Recent YouGov research commissioned by The Social Investment Consultancy has revealed that an overwhelming 91% of senior corporate leaders believe businesses can be just as effective, if not better, at creating social change than charities.
Although the scale of this shift may appear surprising, it fits with a 21st century economy characterised by new models of social enterprise, bottom of the pyramid product innovation, and increasing overlap between sectors.
The charity sector's fear is that in this new environment, their resources will be cut and their expertise ignored by businesses emboldened to 'go it alone' in creating social change. In the same poll, senior charity leaders were twice as likely as business leaders to believe that donations to charity - rather than leveraging core business strengths - were the best way for businesses to effect change.
The truth is that businesses ultimately contribute only a modest amount to the charity sector in purely cash terms - corporate giving currently represents less than 5% of all private philanthropy in the UK. What the world has to gain from businesses pursuing social innovation through the use of their products, expertise, brand, staff and research thus is much greater than what the world would lose from businesses reducing their donations.
That said, very few businesses have the critical expertise and understanding of social issues that charities and governments live and breathe. As Michael Rosen rightly argues in his response to the survey results, businesses may be overestimating their ability to facilitate social change while underestimating the capabilities of the charity sector. Even where businesses possess unique talents that could make a greater impact if leveraged optimally, businesses will fail to achieve change if they are not working with the public and third sector organisations who are the experienced experts with the relationships and reach into the communities they want to support. Consequently, they are critical partners in any business social initiatives.

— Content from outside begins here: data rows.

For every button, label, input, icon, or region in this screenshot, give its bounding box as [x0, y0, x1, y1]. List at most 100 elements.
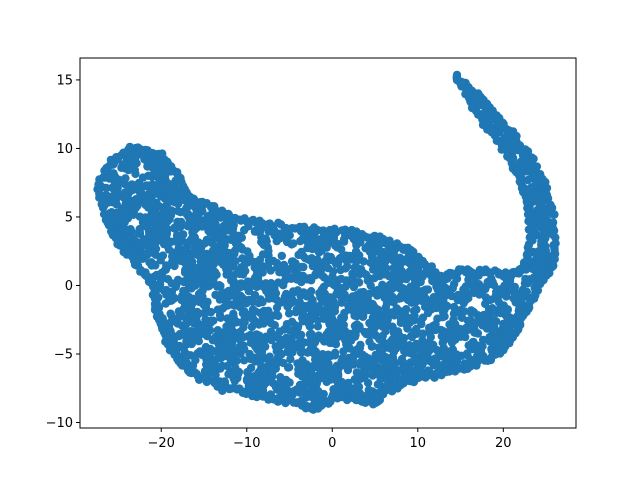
y-tick-label: −10: [46, 416, 73, 431]
data-point: [379, 318, 389, 327]
data-point: [447, 291, 456, 301]
data-point: [260, 281, 269, 291]
data-point: [467, 103, 477, 113]
data-point: [282, 340, 292, 350]
data-point: [325, 321, 335, 330]
data-point: [307, 287, 316, 296]
data-point: [237, 233, 246, 242]
data-point: [295, 271, 304, 280]
data-point: [311, 271, 320, 280]
data-point: [189, 248, 199, 257]
data-point: [217, 304, 226, 314]
data-point: [134, 181, 144, 190]
data-point: [390, 265, 400, 275]
data-point: [400, 255, 409, 265]
data-point: [177, 230, 187, 239]
data-point: [391, 344, 401, 353]
data-point: [398, 284, 407, 293]
data-point: [429, 340, 438, 349]
data-point: [242, 375, 252, 384]
data-point: [213, 326, 222, 335]
data-point: [452, 350, 461, 359]
data-point: [151, 300, 160, 309]
data-point: [274, 261, 283, 271]
data-point: [188, 334, 197, 343]
data-point: [341, 264, 350, 273]
data-point: [550, 210, 559, 219]
y-tick-label: 10: [56, 142, 73, 157]
data-point: [355, 324, 364, 333]
data-point: [329, 280, 338, 290]
data-point: [240, 225, 249, 235]
data-point: [414, 267, 423, 276]
data-point: [369, 326, 378, 336]
data-point: [342, 340, 351, 349]
data-point: [324, 350, 333, 359]
data-point: [181, 265, 190, 275]
data-point: [215, 311, 225, 320]
x-tick-label: −10: [233, 436, 260, 451]
data-point: [409, 312, 419, 321]
data-point: [308, 339, 318, 349]
data-point: [461, 332, 470, 342]
data-point: [131, 169, 140, 179]
data-point: [277, 350, 286, 359]
data-point: [263, 262, 273, 271]
data-point: [489, 335, 498, 344]
data-point: [296, 291, 305, 300]
data-point: [206, 307, 216, 317]
data-point: [363, 378, 373, 388]
data-point: [153, 270, 162, 280]
data-point: [321, 233, 330, 243]
data-point: [162, 195, 171, 205]
data-point: [259, 368, 268, 377]
data-point: [423, 308, 433, 318]
data-point: [355, 270, 364, 279]
data-point: [235, 269, 244, 279]
data-point: [397, 291, 406, 300]
data-point: [322, 332, 331, 342]
data-point: [205, 277, 215, 286]
data-point: [198, 286, 207, 295]
data-point: [291, 308, 301, 317]
data-point: [352, 263, 362, 272]
data-point: [362, 298, 371, 308]
data-point: [207, 363, 217, 372]
data-point: [279, 358, 288, 368]
data-point: [354, 278, 364, 287]
data-point: [307, 329, 316, 339]
data-point: [483, 277, 492, 287]
data-point: [198, 321, 207, 330]
data-point: [348, 292, 357, 301]
data-point: [337, 377, 346, 387]
data-point: [176, 256, 186, 266]
data-point: [142, 181, 152, 190]
data-point: [377, 356, 386, 365]
data-point: [317, 245, 327, 255]
data-point: [183, 350, 192, 360]
data-point: [314, 238, 323, 247]
data-point: [250, 273, 260, 283]
data-point: [430, 354, 440, 363]
data-point: [187, 284, 196, 293]
data-point: [242, 299, 251, 308]
data-point: [336, 324, 345, 333]
data-point: [502, 307, 511, 317]
data-point: [533, 270, 542, 280]
data-point: [337, 284, 347, 293]
data-point: [193, 307, 202, 317]
data-point: [167, 311, 176, 321]
data-point: [239, 323, 248, 332]
data-point: [448, 318, 458, 327]
data-point: [341, 251, 351, 260]
data-point: [367, 342, 377, 351]
data-point: [385, 287, 394, 296]
data-point: [426, 332, 435, 342]
data-point: [264, 294, 274, 303]
data-point: [364, 364, 373, 373]
data-point: [272, 343, 281, 352]
data-point: [323, 264, 333, 273]
data-point: [364, 385, 373, 395]
data-point: [240, 344, 249, 354]
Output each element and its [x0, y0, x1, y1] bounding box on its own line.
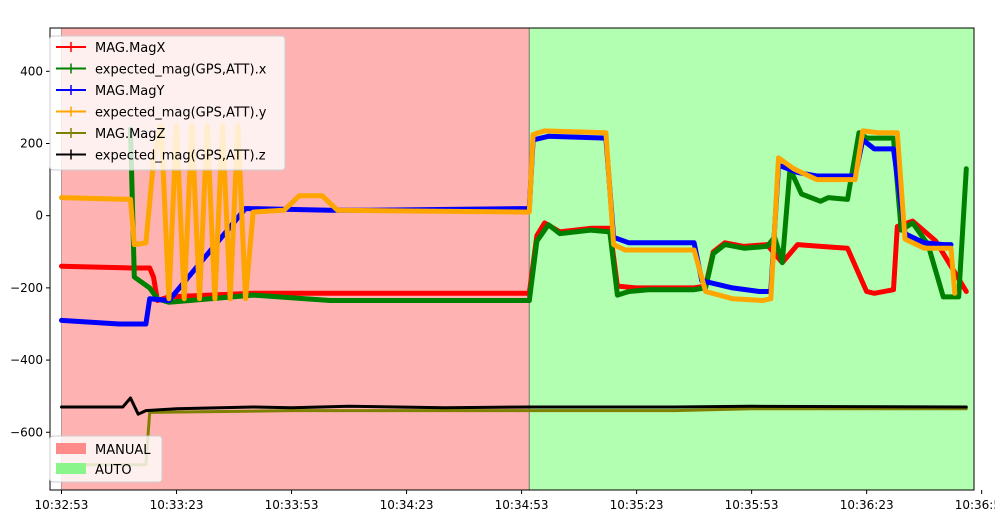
- legend-series-label: MAG.MagZ: [95, 127, 166, 142]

The stock-taking of current attitudes revealed in the poll in fact presents an opportunity for charities to think about how they can present their expertise to businesses more effectively, and what building more satisfying corporate partnerships could look like for their own work.
Chris Ashworth, Head of Corporate Partnerships at Oxfam, offers a picture of what this looks like at their organisation. He states,
"The key to our most successful corporate partnerships has been a commitment to collaboration from the outset. It isn't right to say that commercial partners should move away from contributing financially, as in many circumstances it is fundamentally the right thing to allow charities and NGO's to determine the intervention they have the expertise in. It is however absolutely right that corporate partners should complement this approach by determining what assets and resources they have that can achieve a common goal. Whether this is human resources and expertise, hardware, logistics, infrastructure, information or access to market, all have their place in a holistic and long term partnership strategy. This type of collaboration should lend itself to measuring impact rather than just contribution. It is the outcome that matters most."
Examples of high-impact, cross-sector partnerships are growing. MTV has linked up with Pepfar, Unicef and the Kenyan government to use its brand and expertise in communicating with young people to jointly develop a widely popular television series about young Kenyans confronting the outcomes of high-risk behaviour that is changing attitudes and practices. Microsoft has partnered with the Charity Technology Trust in the UK to provide local charities and disadvantaged communities with access to bespoke technology that is helping transform their work and improve outcomes.
Businesses are energised to move beyond simply giving money and to make social impact part of what they create as an organisation. Research indicates they are likely to move further in this direction, as increasing numbers of talented employees want to work for - and do business with - companies that have strong social values. 58% of graduating students in a recent study stated they would accept a 15% paycut to work for an organisation they felt had values that matched their own, while 72% of senior executives state that volunteerism and philanthropy are critical for recruiting younger qualified employees. The same percentage of executives say they are now looking primarily to give to causes that will allow their employees to volunteer.
Businesses will be moving their philanthropy further away from cash gifts and towards embedded skills or resource-based partnerships. While charities are already under cash pressure, this trend could be a massive opportunity for charities as, if they are able to effectively present themselves as consultants on projects and distributors for business assets, they are still likely to receive funding from businesses to help fuel these partnerships.
At The Social Investment Consultancy, we've developed an approach that helps businesses realise which of their assets could be leveraged for social change and align those talents with charities, government and business partners to create effective ways of doing so.
While businesses trying to 'go it alone' may not be the best thing for the world, joined up partnerships that move beyond cash donations to make the best use of each partners' unique skills and resources could well be the future of social innovation. It is an exciting time for businesses and charities to get creative about how they can work together.